Caution when underway and passed moored vessels at Tom Roes Point terminal, Premier Periclase, Flogas hydrocarbon terminal and Fishmeal jetty
To all Ships Masters, Pilots, Dredger and Workboat Skippers, Fishermen & Ships Agents
Ships Masters, Pilots, Dredger & Workboat Skippers and Fishermen are reminded of the effects of ship wash and hydrodynamic action to moored vessels and in particular moored vessels working with a fixed shore side loading conveyor and/or flexible hoses. Moored vessels may range on the berth due to the wash from the passing vessel thus making contact with an adjacent moored vessel or contact the fixed loading conveyor. Vessels may also be sucked off the berth stretching flexible hoses used for the transfer of cargo.
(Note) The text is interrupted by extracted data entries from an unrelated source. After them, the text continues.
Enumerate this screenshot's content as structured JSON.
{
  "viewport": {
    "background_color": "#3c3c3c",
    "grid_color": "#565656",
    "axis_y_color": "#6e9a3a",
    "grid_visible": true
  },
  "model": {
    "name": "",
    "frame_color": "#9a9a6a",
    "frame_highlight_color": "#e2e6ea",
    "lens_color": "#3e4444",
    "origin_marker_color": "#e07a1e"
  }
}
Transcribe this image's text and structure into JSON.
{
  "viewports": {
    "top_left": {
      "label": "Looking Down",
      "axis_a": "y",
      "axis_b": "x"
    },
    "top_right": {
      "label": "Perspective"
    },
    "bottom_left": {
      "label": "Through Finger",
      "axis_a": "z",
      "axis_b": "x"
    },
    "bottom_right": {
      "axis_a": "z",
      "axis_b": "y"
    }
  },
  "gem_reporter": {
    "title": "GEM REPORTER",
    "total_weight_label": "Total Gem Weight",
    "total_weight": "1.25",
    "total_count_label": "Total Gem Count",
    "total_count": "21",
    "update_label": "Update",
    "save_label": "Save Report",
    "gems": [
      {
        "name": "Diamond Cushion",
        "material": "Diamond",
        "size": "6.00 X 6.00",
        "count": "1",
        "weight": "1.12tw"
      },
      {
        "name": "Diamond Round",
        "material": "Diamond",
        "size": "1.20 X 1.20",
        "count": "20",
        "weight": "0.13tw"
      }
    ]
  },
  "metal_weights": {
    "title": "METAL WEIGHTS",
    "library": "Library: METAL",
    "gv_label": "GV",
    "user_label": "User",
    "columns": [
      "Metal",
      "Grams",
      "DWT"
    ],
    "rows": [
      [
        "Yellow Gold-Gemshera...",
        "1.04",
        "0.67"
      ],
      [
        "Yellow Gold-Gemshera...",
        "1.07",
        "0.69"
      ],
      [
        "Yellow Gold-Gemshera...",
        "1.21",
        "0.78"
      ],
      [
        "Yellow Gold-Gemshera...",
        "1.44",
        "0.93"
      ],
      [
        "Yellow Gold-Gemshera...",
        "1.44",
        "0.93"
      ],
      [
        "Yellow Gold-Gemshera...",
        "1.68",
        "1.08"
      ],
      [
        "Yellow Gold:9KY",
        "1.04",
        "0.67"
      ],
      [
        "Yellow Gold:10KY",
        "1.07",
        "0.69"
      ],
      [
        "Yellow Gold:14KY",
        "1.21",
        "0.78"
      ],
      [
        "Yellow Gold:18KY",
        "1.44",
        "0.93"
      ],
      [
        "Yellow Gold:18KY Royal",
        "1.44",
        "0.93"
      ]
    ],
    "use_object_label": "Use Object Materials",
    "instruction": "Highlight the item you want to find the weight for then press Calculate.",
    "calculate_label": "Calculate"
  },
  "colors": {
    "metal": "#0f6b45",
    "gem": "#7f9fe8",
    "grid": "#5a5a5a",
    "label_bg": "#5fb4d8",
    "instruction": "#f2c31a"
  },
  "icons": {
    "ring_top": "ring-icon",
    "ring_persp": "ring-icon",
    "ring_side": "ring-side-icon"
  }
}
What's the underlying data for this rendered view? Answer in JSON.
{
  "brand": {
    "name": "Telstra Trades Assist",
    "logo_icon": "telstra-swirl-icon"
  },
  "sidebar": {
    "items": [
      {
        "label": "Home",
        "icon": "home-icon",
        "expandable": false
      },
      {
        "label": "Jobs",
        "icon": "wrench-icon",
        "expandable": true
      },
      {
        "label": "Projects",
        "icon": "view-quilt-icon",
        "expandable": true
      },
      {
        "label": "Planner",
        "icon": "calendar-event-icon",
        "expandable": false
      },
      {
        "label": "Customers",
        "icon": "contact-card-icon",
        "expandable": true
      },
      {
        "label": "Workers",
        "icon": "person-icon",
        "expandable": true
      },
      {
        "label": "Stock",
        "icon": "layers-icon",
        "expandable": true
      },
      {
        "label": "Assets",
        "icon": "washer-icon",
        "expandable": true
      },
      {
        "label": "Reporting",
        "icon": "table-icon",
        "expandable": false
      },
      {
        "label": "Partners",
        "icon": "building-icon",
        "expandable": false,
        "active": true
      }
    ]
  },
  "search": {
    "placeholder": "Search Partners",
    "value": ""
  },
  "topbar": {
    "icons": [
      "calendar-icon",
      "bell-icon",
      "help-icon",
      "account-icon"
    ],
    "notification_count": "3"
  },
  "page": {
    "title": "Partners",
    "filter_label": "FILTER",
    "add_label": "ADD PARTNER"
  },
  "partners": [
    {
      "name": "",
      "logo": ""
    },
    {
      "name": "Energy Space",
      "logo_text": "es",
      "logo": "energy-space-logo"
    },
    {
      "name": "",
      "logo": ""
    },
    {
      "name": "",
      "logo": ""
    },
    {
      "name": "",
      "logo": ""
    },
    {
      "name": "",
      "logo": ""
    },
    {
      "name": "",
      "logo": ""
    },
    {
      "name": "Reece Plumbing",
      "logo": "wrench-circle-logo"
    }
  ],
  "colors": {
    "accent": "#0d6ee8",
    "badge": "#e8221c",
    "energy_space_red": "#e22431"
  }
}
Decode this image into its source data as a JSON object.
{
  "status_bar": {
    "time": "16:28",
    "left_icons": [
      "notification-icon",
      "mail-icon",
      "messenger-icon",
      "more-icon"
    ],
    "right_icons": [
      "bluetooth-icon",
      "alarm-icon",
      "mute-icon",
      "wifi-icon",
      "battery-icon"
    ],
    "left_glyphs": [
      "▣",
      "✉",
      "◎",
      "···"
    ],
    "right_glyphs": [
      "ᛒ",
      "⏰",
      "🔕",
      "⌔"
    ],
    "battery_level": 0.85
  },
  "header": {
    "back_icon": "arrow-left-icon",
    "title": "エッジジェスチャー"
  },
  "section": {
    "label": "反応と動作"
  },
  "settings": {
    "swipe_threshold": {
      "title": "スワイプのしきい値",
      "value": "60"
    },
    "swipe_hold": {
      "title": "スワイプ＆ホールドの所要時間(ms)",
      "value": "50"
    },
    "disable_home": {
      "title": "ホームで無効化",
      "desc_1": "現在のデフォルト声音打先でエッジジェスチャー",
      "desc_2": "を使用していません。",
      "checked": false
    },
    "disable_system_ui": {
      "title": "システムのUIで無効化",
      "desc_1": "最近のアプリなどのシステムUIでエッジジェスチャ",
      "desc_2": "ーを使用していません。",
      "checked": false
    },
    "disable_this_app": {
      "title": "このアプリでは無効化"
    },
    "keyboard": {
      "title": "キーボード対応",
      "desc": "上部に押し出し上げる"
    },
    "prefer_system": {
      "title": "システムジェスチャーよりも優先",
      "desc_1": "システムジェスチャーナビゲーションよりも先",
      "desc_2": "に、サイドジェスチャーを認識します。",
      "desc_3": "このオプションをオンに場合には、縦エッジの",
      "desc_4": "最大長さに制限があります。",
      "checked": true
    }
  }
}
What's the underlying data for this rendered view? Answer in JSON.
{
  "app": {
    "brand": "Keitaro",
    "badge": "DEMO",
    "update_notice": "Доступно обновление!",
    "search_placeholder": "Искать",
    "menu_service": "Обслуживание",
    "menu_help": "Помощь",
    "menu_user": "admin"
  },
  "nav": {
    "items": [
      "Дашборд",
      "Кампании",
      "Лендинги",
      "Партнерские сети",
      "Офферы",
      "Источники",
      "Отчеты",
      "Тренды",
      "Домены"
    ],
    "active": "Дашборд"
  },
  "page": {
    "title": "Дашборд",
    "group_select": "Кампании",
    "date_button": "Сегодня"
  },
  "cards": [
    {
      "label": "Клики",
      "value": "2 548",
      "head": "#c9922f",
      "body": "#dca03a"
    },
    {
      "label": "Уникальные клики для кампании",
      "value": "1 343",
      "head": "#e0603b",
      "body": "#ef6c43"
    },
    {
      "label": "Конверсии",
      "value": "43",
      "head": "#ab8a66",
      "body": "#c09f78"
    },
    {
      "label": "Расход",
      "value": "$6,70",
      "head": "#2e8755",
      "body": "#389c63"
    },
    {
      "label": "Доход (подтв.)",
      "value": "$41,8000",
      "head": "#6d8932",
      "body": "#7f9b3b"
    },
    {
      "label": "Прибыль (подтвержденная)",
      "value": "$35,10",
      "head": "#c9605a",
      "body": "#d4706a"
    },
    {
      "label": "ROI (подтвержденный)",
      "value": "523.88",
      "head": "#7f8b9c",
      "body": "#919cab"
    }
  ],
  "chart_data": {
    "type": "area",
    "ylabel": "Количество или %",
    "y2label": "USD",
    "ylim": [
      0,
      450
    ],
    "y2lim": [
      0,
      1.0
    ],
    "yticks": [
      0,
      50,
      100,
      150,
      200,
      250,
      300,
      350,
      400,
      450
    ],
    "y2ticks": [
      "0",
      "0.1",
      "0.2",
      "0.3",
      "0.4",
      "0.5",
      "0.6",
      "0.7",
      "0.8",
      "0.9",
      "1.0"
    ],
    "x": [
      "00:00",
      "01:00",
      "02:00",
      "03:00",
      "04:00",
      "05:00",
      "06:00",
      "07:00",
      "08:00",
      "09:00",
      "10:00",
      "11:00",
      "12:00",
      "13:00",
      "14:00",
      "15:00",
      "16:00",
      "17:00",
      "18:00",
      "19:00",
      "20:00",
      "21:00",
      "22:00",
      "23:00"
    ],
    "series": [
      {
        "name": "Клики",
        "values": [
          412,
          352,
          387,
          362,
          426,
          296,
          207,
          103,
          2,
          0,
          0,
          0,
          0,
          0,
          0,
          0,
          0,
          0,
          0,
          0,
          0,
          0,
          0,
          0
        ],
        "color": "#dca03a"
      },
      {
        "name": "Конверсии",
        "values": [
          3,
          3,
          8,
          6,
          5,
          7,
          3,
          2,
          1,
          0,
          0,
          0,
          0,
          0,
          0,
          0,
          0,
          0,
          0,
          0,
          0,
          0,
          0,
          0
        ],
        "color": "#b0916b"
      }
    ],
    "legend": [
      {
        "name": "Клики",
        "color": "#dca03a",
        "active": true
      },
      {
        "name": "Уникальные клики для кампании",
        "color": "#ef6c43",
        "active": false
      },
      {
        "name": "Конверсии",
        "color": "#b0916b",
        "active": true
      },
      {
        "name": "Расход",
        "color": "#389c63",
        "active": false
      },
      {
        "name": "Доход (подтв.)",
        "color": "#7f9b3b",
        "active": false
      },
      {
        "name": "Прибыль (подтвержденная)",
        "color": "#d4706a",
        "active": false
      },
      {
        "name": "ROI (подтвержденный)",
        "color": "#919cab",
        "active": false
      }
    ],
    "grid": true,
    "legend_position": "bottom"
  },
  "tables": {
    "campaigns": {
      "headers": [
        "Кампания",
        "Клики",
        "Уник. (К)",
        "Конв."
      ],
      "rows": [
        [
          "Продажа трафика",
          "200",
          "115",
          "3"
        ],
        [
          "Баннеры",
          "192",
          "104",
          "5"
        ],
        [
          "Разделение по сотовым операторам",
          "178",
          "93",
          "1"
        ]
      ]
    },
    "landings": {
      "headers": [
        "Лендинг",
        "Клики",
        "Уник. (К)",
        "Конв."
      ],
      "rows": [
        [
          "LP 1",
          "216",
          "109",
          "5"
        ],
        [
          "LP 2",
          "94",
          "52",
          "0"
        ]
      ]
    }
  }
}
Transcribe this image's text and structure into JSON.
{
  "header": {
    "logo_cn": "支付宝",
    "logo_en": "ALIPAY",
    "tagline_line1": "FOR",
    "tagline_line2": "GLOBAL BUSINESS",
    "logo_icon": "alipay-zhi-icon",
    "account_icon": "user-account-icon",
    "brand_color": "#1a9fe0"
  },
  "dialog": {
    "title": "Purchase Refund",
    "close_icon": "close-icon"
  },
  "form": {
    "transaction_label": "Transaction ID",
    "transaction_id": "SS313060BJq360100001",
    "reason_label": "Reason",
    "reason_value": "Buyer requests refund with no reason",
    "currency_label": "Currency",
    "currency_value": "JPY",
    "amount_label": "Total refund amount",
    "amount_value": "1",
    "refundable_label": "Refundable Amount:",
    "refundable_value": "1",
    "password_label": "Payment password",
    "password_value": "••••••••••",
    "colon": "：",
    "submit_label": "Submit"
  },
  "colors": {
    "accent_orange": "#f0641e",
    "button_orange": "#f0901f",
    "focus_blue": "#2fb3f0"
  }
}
Passing vessels should reduce their speed to a safe minimum maneuvering speed while passing moored vessels at the Tom Roes Point terminal, RHI-Magnesita (Premier Periclase), Flogas hydrocarbon terminal and Fishmeal jetty (ref: British Admiralty Chart 1431).
Masters of vessels moored and in particular moored at the Tom Roes Point and Flogas hydrocarbon terminals are reminded that other vessels will pass these terminals in both loaded and ballast conditions. Passing vessels must maintain a safe speed to maintain steerage considering the vessels manoeuvring characteristics, weather and tidal conditions. Masters of moored vessels should ensure that the ships moorings are in good condition, are tended to at all time taking account of passing vessels, the falling/rising tides, changes of ships draft due to loading/discharge and should maintain the vessel tight alongside the quay at all times.
Masters of vessels moored may also consider the use of the appropriate signals as prescribed in the International Code of Signals for passing vessels to reduce their speeds.